The proof of concept is split in two parts - the Gossip SDK implementation and the POI cross-checker Radio that is built on top of it.
The SDK is the core that abstracts all the necessary components of each Radio away from the user (the user being the Radio developer). That includes:
- Connecting to Graphcast, e.g., other peers in the network.
- Interactions with the Ethereum network and The Graph stack.
- Resolving the sender identity with the help of a registry contract that matches the message sender to their on-chain identity.
We will be further developing the proof of concept during the next few weeks, in order to test the most critical pieces/mechanisms. Thereafter we will move on to developing a Minimal Viable Product (MVP) intended to be run by the wider community.
You can find more information about the proof of concept in its GitHub repo. It’s important to note that this proof of concept is not meant to run in production, but just to demonstrate how all of the concepts of Graphcast will work.
The proof of concept will be demonstrated during the Monthly Core Dev Call tomorrow (Sep 1).

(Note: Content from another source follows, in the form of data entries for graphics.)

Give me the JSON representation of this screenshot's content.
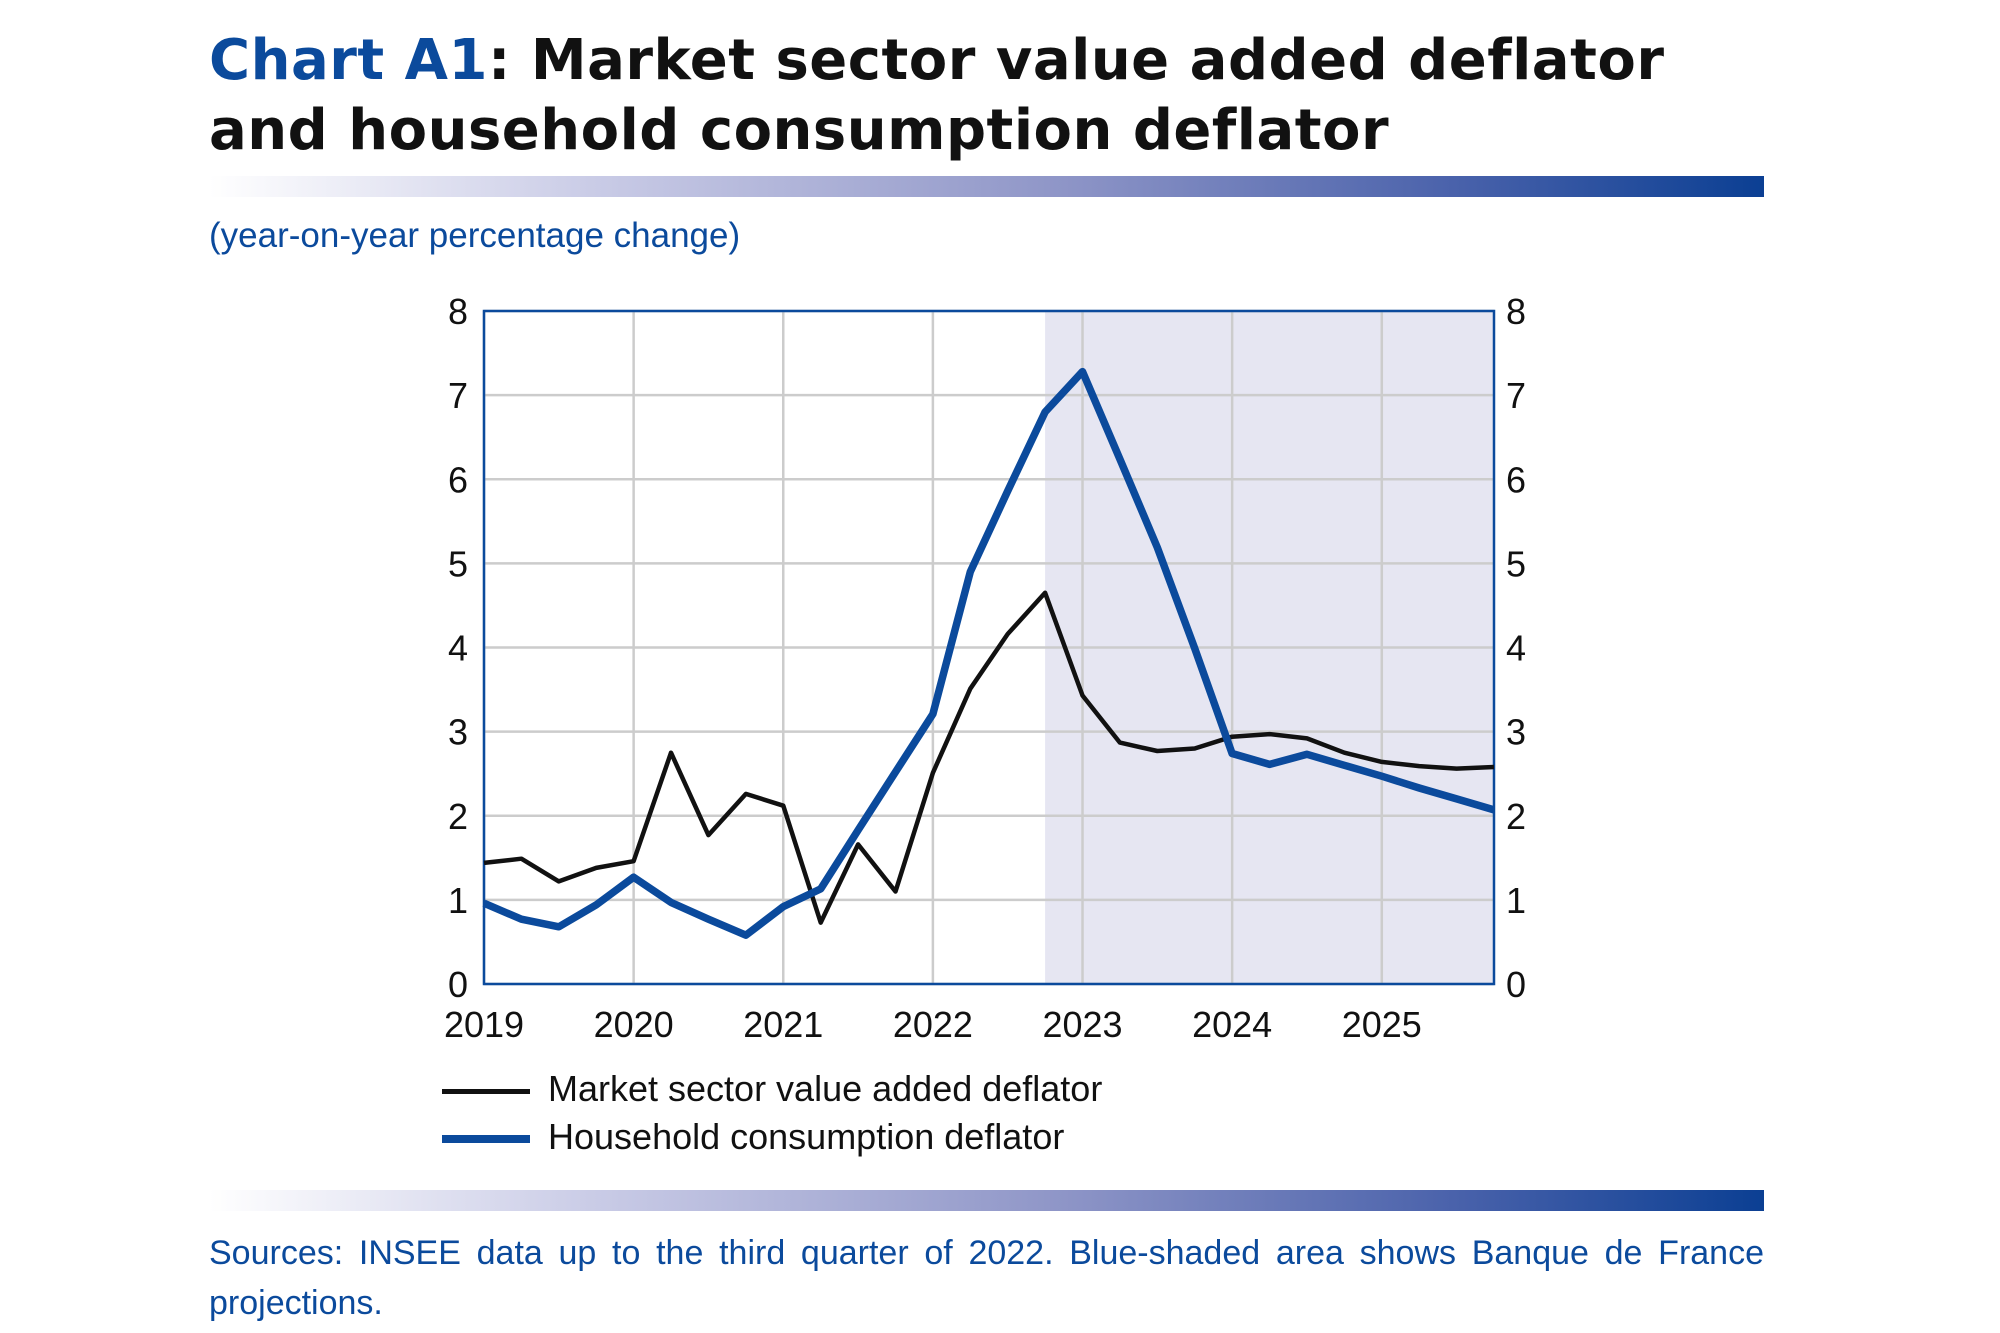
{
  "title": {
    "highlight": "Chart A1",
    "rest": ": Market sector value added deflator and household consumption deflator"
  },
  "subtitle": "(year-on-year percentage change)",
  "sources": "Sources: INSEE data up to the third quarter of 2022. Blue-shaded area shows Banque de France projections.",
  "colors": {
    "accent": "#0b4a9c",
    "black_series": "#111111",
    "blue_series": "#0b4a9c",
    "shade": "#e6e6f2",
    "grid": "#cccccc"
  },
  "chart_data": {
    "type": "line",
    "xlabel": "",
    "ylabel": "",
    "xlim": [
      2019,
      2025.75
    ],
    "ylim": [
      0,
      8
    ],
    "grid": true,
    "legend_position": "bottom",
    "x_tick_labels": [
      "2019",
      "2020",
      "2021",
      "2022",
      "2023",
      "2024",
      "2025"
    ],
    "x_ticks": [
      2019,
      2020,
      2021,
      2022,
      2023,
      2024,
      2025
    ],
    "y_ticks": [
      0,
      1,
      2,
      3,
      4,
      5,
      6,
      7,
      8
    ],
    "shaded_region": {
      "from": 2022.75,
      "to": 2025.75,
      "meaning": "projections"
    },
    "x": [
      2019,
      2019.25,
      2019.5,
      2019.75,
      2020,
      2020.25,
      2020.5,
      2020.75,
      2021,
      2021.25,
      2021.5,
      2021.75,
      2022,
      2022.25,
      2022.5,
      2022.75,
      2023,
      2023.25,
      2023.5,
      2023.75,
      2024,
      2024.25,
      2024.5,
      2024.75,
      2025,
      2025.25,
      2025.5,
      2025.75
    ],
    "series": [
      {
        "name": "Market sector value added deflator",
        "color": "#111111",
        "values": [
          1.44,
          1.49,
          1.22,
          1.38,
          1.46,
          2.75,
          1.77,
          2.26,
          2.12,
          0.73,
          1.66,
          1.1,
          2.51,
          3.51,
          4.16,
          4.65,
          3.43,
          2.87,
          2.77,
          2.8,
          2.94,
          2.97,
          2.92,
          2.75,
          2.64,
          2.59,
          2.56,
          2.58
        ]
      },
      {
        "name": "Household consumption deflator",
        "color": "#0b4a9c",
        "values": [
          0.96,
          0.77,
          0.68,
          0.94,
          1.27,
          0.97,
          0.77,
          0.58,
          0.92,
          1.13,
          1.83,
          2.52,
          3.21,
          4.9,
          5.86,
          6.8,
          7.28,
          6.24,
          5.19,
          3.99,
          2.74,
          2.61,
          2.73,
          2.6,
          2.47,
          2.33,
          2.2,
          2.07
        ]
      }
    ]
  }
}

That demo will be recorded and we will share the recording in the comments of this post.
Risks and Challenges
Everything in software is a trade-off, and Graphcast is no different. There are some risks and challenges that need to be considered:
- Data integrity by reputation
Since sending messages on Graphcast is free, in particular situations some participants might see incentives to send false or misleading messages. This is why, depending on the nature of the Radio, a reputation system can be vital. That system could be in the form of local or shared reputation models, external or in-protocol economic security through slashing. - Versioning
We need a strategy for versioning the base layer of Graphcast, whether it’s distributed as an SDK or a standalone application. Changes in the logic (both breaking and non-breaking) could cause issues in the coordination process. An automated release process would be the optimal solution, with a handy way to notify the users of a new release when they run their Radio, prompting them to update. - Dependency failure
As with all software, Graphcast will not be built “from scratch. ”It will rely mainly on the Waku typescript SDK, but also on other libraries in the Node.js ecosystem, which naturally adds the risk of dependency failure. We can mitigate that risk by having regular CI (continuous integration) builds and dependency checks.
Next Steps
Here are our main objectives for the near future:
- Collect feedback from Indexers, as well as the wider community.
- Publish on-chain registry contract that will be used to connect a Graphcast participant’s identity to their on-chain identity in The Graph protocol.
- Publish Graphcast SDK so that it can be used as a library (on npm, for instance) for the development of Radios.
- Further develop the Graphcast SDK and the POI cross-checker Radio to get them to an MVP stage. You can view the progress on that on the Github page of the proof of concept.
- Discuss the prospects and future of Graphcast with other Indexers during Indexer Office Hours (IOH).
Copyright Waiver
Copyright and related rights waived via CC0.